What we currently know about where sex trafficking victim Cyntoia Brown is now

In 2004, then 16-year-old Cyntoia Brown was sentenced to life in prison for killing 43-year-old Johnny Mitchell Allen, who had bought Cyntoia for sex. According to her sentence, Brown will be eligible for parole after serving 51 years.

In 2011, filmmaker Daniel Birman produced a documentary after following Brown’s case for seven years. The film revealed how Brown had been raped and abused during her childhood, and was ultimately a victim of the sex trafficking industry.

Brown’s case and Birman’s film helped change Tennessee law in 2011. Now, any person 18 years of age or younger cannot be charged with prostitution, meaning if Brown’s case came to trial in 2017, the court would treat her as a child human trafficking victim. Yet she still sits in prison serving a life sentence.

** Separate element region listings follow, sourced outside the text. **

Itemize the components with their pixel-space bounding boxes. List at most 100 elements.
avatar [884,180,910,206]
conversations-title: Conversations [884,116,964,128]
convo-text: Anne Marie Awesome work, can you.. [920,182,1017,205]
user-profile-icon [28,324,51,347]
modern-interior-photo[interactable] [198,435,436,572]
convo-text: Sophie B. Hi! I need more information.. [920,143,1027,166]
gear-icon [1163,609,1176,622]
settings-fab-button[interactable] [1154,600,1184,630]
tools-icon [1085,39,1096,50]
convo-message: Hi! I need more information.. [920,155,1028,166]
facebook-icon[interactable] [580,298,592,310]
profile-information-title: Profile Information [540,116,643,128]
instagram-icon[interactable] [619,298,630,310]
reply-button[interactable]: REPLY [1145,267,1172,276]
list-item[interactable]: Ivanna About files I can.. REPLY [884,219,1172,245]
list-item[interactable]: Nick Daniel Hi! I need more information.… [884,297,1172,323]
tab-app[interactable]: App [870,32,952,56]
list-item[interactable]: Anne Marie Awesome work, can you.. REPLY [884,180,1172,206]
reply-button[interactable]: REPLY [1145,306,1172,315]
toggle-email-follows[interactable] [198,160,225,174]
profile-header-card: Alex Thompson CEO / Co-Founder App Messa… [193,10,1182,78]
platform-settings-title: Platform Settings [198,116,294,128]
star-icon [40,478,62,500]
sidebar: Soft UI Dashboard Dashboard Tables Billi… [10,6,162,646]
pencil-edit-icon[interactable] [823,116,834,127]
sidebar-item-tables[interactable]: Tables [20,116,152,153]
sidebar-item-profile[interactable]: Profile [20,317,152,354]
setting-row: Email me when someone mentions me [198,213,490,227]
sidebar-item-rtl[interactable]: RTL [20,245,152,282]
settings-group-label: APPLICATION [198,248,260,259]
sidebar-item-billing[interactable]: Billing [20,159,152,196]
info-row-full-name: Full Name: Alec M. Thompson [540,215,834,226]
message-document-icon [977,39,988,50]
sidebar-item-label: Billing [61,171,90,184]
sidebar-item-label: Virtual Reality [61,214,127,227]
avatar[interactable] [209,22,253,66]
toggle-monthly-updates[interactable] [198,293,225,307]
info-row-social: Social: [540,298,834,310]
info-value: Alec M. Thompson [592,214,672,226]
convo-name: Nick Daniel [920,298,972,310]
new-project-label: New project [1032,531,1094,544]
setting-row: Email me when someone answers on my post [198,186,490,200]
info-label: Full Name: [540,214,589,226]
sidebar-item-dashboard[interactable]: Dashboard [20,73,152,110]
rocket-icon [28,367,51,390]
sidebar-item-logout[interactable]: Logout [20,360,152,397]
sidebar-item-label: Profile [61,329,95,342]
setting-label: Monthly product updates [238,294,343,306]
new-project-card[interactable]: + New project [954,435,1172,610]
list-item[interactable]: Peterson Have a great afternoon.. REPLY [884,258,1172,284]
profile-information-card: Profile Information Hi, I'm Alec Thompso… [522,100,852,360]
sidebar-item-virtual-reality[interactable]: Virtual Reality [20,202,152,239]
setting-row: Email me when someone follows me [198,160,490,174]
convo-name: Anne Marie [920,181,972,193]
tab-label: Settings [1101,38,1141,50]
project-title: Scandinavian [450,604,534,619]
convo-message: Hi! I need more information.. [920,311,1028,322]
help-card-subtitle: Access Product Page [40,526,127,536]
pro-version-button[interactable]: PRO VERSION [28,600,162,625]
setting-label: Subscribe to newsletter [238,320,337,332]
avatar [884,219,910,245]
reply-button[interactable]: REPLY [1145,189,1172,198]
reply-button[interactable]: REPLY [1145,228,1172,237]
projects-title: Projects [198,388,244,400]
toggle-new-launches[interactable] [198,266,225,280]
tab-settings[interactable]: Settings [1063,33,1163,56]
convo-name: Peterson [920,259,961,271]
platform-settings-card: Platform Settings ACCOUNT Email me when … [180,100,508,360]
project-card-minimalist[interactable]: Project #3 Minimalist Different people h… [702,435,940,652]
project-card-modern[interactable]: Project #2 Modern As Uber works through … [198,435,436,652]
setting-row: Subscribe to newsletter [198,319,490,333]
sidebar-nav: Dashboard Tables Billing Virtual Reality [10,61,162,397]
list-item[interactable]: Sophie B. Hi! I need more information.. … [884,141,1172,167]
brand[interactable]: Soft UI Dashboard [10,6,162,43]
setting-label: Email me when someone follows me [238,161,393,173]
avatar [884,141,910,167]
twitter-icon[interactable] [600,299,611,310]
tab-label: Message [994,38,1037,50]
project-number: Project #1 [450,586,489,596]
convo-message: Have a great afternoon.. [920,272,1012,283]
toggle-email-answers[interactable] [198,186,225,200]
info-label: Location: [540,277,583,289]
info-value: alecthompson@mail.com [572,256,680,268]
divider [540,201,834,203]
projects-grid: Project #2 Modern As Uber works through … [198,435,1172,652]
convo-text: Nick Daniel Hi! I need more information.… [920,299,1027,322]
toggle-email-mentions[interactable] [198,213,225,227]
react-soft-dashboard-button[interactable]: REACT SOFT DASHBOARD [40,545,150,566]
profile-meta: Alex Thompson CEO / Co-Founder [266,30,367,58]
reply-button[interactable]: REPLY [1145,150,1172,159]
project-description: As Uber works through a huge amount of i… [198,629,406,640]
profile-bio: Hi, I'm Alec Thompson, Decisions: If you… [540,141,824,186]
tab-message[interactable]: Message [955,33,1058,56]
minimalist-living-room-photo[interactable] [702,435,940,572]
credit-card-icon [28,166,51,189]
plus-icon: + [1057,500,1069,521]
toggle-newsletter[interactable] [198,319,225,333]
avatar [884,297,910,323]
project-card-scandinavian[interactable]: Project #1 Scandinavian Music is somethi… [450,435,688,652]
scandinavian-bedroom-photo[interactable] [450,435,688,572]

Derri Smith, the Founder of End Slavery TN, told local Fox 17 News Nashville, "She did kill someone, she deeply regrets it, but she was a child and she was being exploited."

Recently, an image of Brown taken from Birman’s documentary has gone viral, and has even been shared by stars like Rihanna and Kim Kardashian West. The caption included with the photo briefly summarizes Brown’s tragic story. Those who are sharing the photo are doing so using the hashtag #FreeCyntoiaBrown.

Presently, a dedicated group of people in Brown’s hometown are working on a clemency campaign to free the now 28-year-old. They desperately want the Governor and Parole Board to reconsider Brown’s sentence. The laws have changed and Brown has done a great deal of positive work behind bars.

The most recent photo of Brown is from her December 2016 graduation from Lipscomb University, which is where she earned her Associate’s Degree.

She’s currently working toward her Bachelor’s Degree while holding a position as an unpaid consultant for the Juvenile Justice system, Fox 17 reports.


The social media campaign will hopefully bring awareness to a case that has stolen 13 years from a sex trafficking victim’s life. If Brown’s case is reconsidered, her freedom will mean the world, not only to her, but for others who have fallen victim to the same tragedy.